Have any of you seen the story this week of the astronaut who allegedly donned a trench coat and a wig, packed a buck knife, BB gun, and steel mallet and drove 1000 miles, from Houston to Orlando, to confront an engineer who she suspected was seeing another astronaut, a pilot, in whom she was romantically interested? She intended, she claims, according to news sources and police affidavits, to merely talk to the woman about her relationship with the man. But then she pepper sprayed the other woman, allegedly; that, it seems to me, would not be conducive to civilized conversation.
And they say fiction is farfetched?
I was blown away by the story and would have thought it a prank if I’d seen it on April 1st. (There are elements of the tale - for example, the adult diapers she wore on the drive - that are passing strange.)
But it does raise the question, to me, how far out is too far out? How much behavior could a writer justify in the name of love?
I think everyone would agree that if reports are correct, this woman went waaaaay too far in her effort to establish just what her rival’s relationship was with the man, and it all seems so sad to me, this intelligent, well-educated, and clearly driven woman who now has had her fabulous career derailed by love… or rather, obsession. Because, as a writer, I think I’d have a hard time making the heroine anything but dangerously obsessed if she went to confront a rival with a BB Gun (apparently not loaded, according to her lawyer) which she intended to use to ‘scare’ the woman into talking to her.
It’s interesting to me though, to try to imagine some circumstance in which the heroine is not dangerously close to the edge of emotional breakdown, but has a rational reason for her behavior. What has this fellow told her about the other woman? Has he maybe been telling her fibs, perhaps saying that the other woman is pursuing him relentlessly? That’s not even really speculation, but my own mind beginning to play with the scenario. For those of you who don’t write, this is the kind of news story that is likely to set off the ‘what if’ trail in a writer’s mind.

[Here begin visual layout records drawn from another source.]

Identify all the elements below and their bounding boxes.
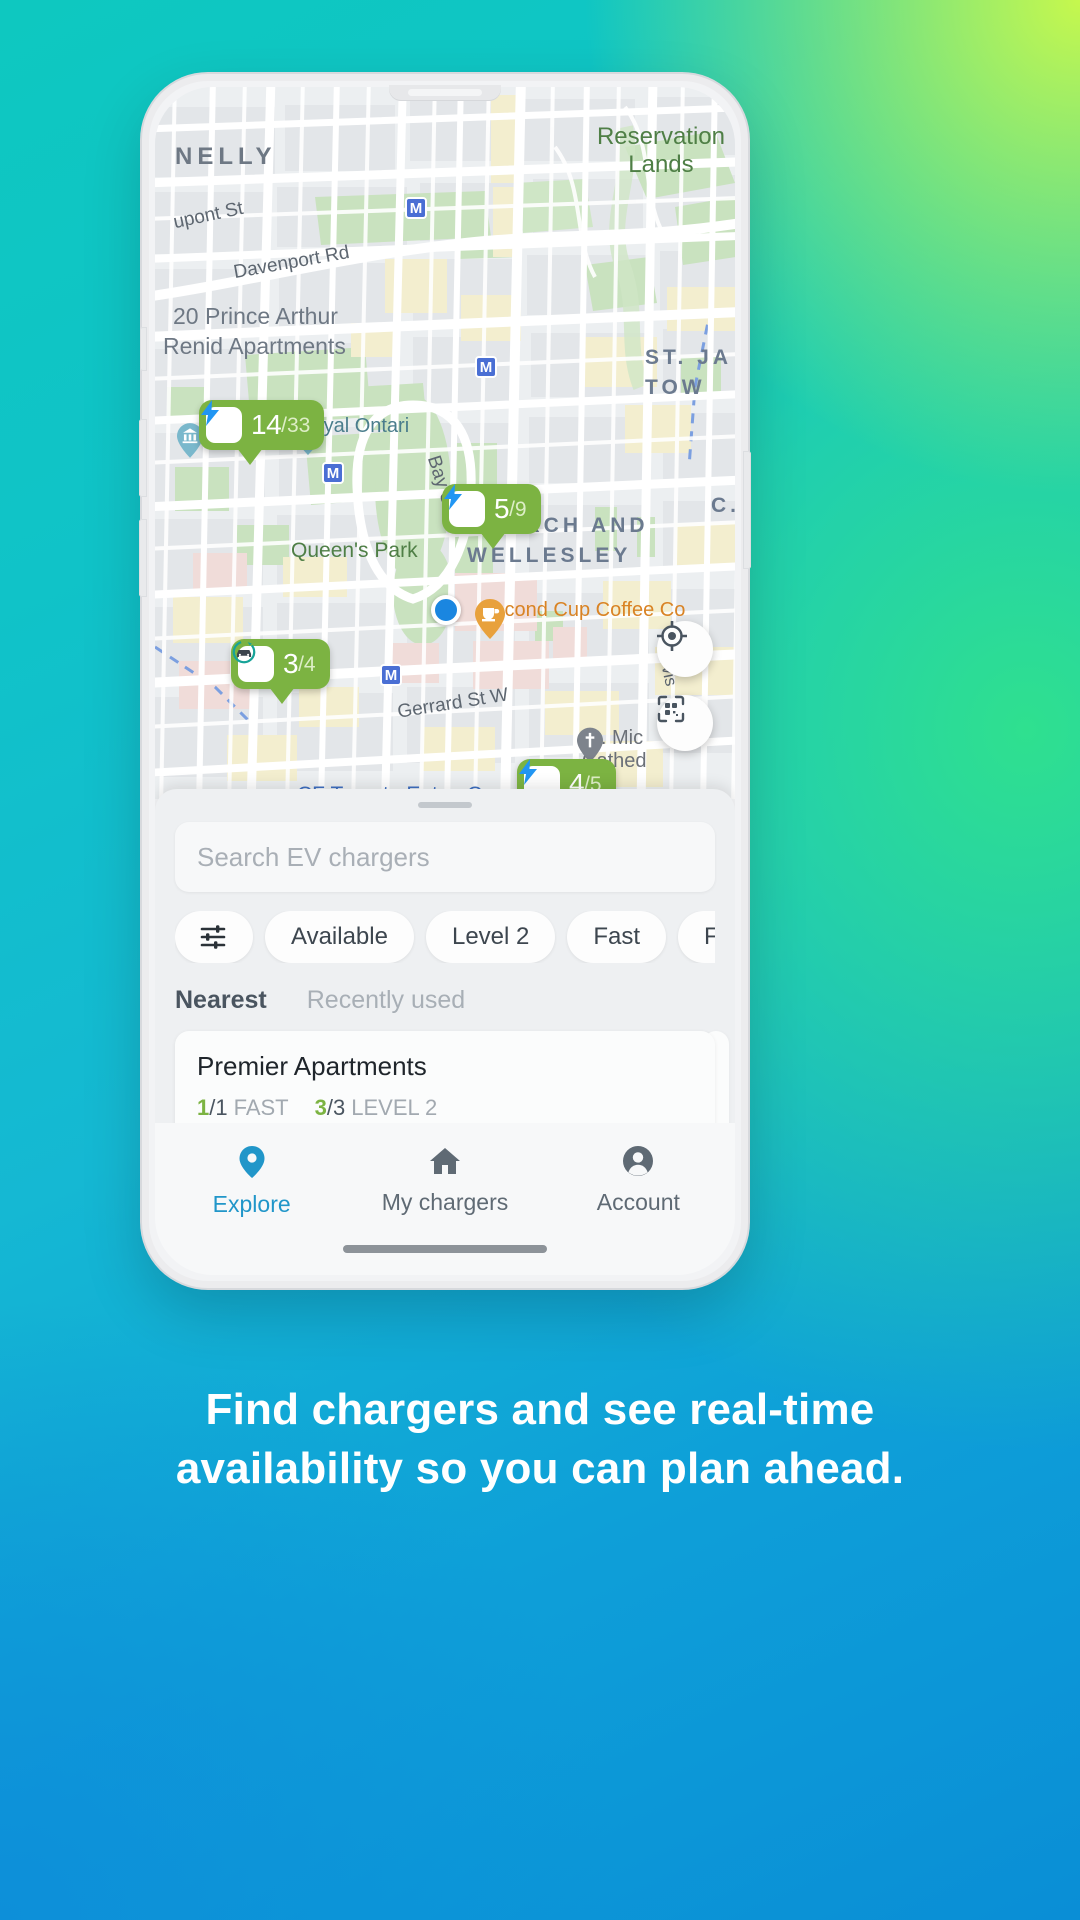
- stat-type: LEVEL 2: [351, 1095, 438, 1120]
- area-label-c: C.: [711, 494, 735, 517]
- filter-chip-free[interactable]: Free: [678, 911, 715, 963]
- charger-pin-available: 14: [251, 409, 282, 440]
- charger-pin-total: /33: [281, 413, 311, 437]
- stat-total: /1: [209, 1095, 228, 1120]
- charger-pin-14-33[interactable]: 14 /33: [199, 400, 325, 465]
- area-label-st-james-town: ST. JA TOW: [645, 343, 732, 404]
- reservation-lands-line1: Reservation: [596, 123, 725, 150]
- poi-label-queens-park: Queen's Park: [291, 539, 418, 562]
- nav-item-my-chargers[interactable]: My chargers: [348, 1145, 541, 1216]
- nav-label-explore: Explore: [212, 1191, 291, 1217]
- st-james-line2: TOW: [645, 376, 706, 400]
- nav-label-account: Account: [596, 1189, 680, 1215]
- charger-pin-3-4[interactable]: 3 /4: [231, 639, 330, 704]
- stat-available: 3: [314, 1095, 327, 1120]
- phone-screen: NELLY Reservation Lands upont St Davenpo…: [155, 87, 735, 1275]
- filter-chip-row[interactable]: Available Level 2 Fast Free: [175, 911, 715, 963]
- person-icon: [623, 1146, 654, 1176]
- stat-type: FAST: [233, 1095, 289, 1120]
- poi-second-cup-label: Second Cup Coffee Co: [480, 599, 686, 621]
- charger-list-item-premier-apartments[interactable]: Premier Apartments 1/1 FAST 3/3 LEVEL 2: [175, 1031, 715, 1123]
- phone-earpiece-speaker: [408, 89, 482, 96]
- list-tabs[interactable]: Nearest Recently used: [175, 986, 715, 1015]
- stat-level2: 3/3 LEVEL 2: [315, 1095, 438, 1121]
- poi-label-prince-arthur-line1: 20 Prince Arthur: [173, 303, 338, 329]
- ev-car-icon: [232, 640, 274, 682]
- list-item-stats: 1/1 FAST 3/3 LEVEL 2: [197, 1095, 693, 1121]
- poi-label-prince-arthur-line2: Renid Apartments: [163, 333, 346, 359]
- caption-line-2: availability so you can plan ahead.: [175, 1444, 905, 1494]
- charger-pin-total: /9: [509, 497, 527, 521]
- tab-recently-used[interactable]: Recently used: [307, 986, 465, 1015]
- sheet-grabber-handle[interactable]: [418, 802, 472, 808]
- map-label-reservation-lands: Reservation Lands: [597, 123, 725, 179]
- phone-mockup: NELLY Reservation Lands upont St Davenpo…: [139, 74, 751, 1288]
- my-location-button[interactable]: [657, 621, 713, 677]
- charger-pin-available: 5: [494, 493, 510, 524]
- caption-line-1: Find chargers and see real-time: [205, 1385, 875, 1434]
- scan-qr-button[interactable]: [657, 695, 713, 751]
- cafe-pin-icon: [475, 599, 505, 639]
- reservation-lands-line2: Lands: [628, 151, 694, 178]
- nav-label-my-chargers: My chargers: [381, 1189, 509, 1215]
- home-icon: [429, 1148, 460, 1174]
- user-location-dot: [431, 595, 461, 625]
- filter-chip-available[interactable]: Available: [265, 911, 414, 963]
- list-item-title: Premier Apartments: [197, 1051, 427, 1081]
- tab-nearest[interactable]: Nearest: [175, 986, 267, 1015]
- filter-options-button[interactable]: [175, 911, 253, 963]
- sliders-icon: [200, 925, 226, 949]
- transit-stop-icon[interactable]: M: [475, 356, 497, 378]
- bottom-sheet: Search EV chargers Available Level 2 Fas…: [155, 789, 735, 1123]
- nav-item-account[interactable]: Account: [542, 1145, 735, 1216]
- search-placeholder: Search EV chargers: [197, 841, 430, 872]
- stat-fast: 1/1 FAST: [197, 1095, 289, 1121]
- map-canvas[interactable]: NELLY Reservation Lands upont St Davenpo…: [155, 87, 735, 799]
- church-pin-icon: [577, 727, 603, 763]
- charger-pin-total: /4: [298, 652, 316, 676]
- charger-pin-5-9[interactable]: 5 /9: [442, 484, 541, 549]
- nav-item-explore[interactable]: Explore: [155, 1145, 348, 1218]
- phone-silent-switch: [140, 327, 147, 371]
- home-indicator: [343, 1245, 547, 1253]
- filter-chip-fast[interactable]: Fast: [567, 911, 667, 963]
- search-input[interactable]: Search EV chargers: [175, 822, 715, 892]
- transit-stop-icon[interactable]: M: [322, 462, 344, 484]
- charger-pin-available: 3: [283, 648, 299, 679]
- phone-power-button: [743, 451, 751, 569]
- phone-volume-down-button: [139, 519, 147, 597]
- map-pin-icon: [239, 1146, 265, 1178]
- stat-available: 1: [197, 1095, 210, 1120]
- st-james-line1: ST. JA: [645, 346, 733, 369]
- transit-stop-icon[interactable]: M: [380, 664, 402, 686]
- filter-chip-level-2[interactable]: Level 2: [425, 911, 556, 963]
- bolt-icon: [444, 484, 485, 527]
- qr-scan-icon: [657, 695, 685, 723]
- map-neighbourhood-label-nelly: NELLY: [175, 143, 277, 170]
- bolt-icon: [201, 400, 242, 443]
- charger-list[interactable]: Premier Apartments 1/1FAST 3/3LEVEL 2 Co…: [175, 1031, 729, 1123]
- crosshair-icon: [657, 621, 687, 651]
- transit-stop-icon[interactable]: M: [405, 197, 427, 219]
- phone-volume-up-button: [139, 419, 147, 497]
- stat-total: /3: [326, 1095, 346, 1120]
- poi-second-cup[interactable]: Second Cup Coffee Co: [475, 599, 686, 639]
- promo-caption: Find chargers and see real-time availabi…: [0, 1380, 1080, 1499]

What’s weird is, I will never write a story about a woman doing what this one supposedly did, but the ideas that come from my internal speculation will show up in some other way, erupting to the surface in unexpected places, like springwater burbling out of the ground. I may not even be aware of how they are connected.
But the lingering question that remains with me is, how far is too far in fiction? Can you ever imagine a heroine (not a secondary character; they have lots more latitude) in a romance novel behaving this way and yet ending up with her happily-ever-after ending? How far would this strain the willing ‘suspension of disbelief’ necessary to most romances and mysteries?





















Uh, she’d be perfect for the VILLAIN, but the heroine? No, I don’t think I’d use someone that messed up. Unless it was a dark comedy, then it might work.
Yasmine
Comment by Yasmine — February 10, 2007 @ 7:50 pm
Donna,
Interesting subject! The astro-nut was definitely a man bites dog story. We just don’t expect accomplished, intelligent women to lose their mind over a crush. Yet crimes of passion are high on any detective’s list of motives.
As a mystery writer, I find this case fascinating. I’ll be following this story (along with the rest of the country, right?) through the trial and sentencing. Of course, everyone wants to know what made her crack. I for one want to know what the crush himself was like. Was there anything in how he treated her that drove her just a little bit crazier? What about her estranged husband? And her own past? Certainly a crack up like that didn’t happen in one day.
All of it provides interesting speculation into character creation.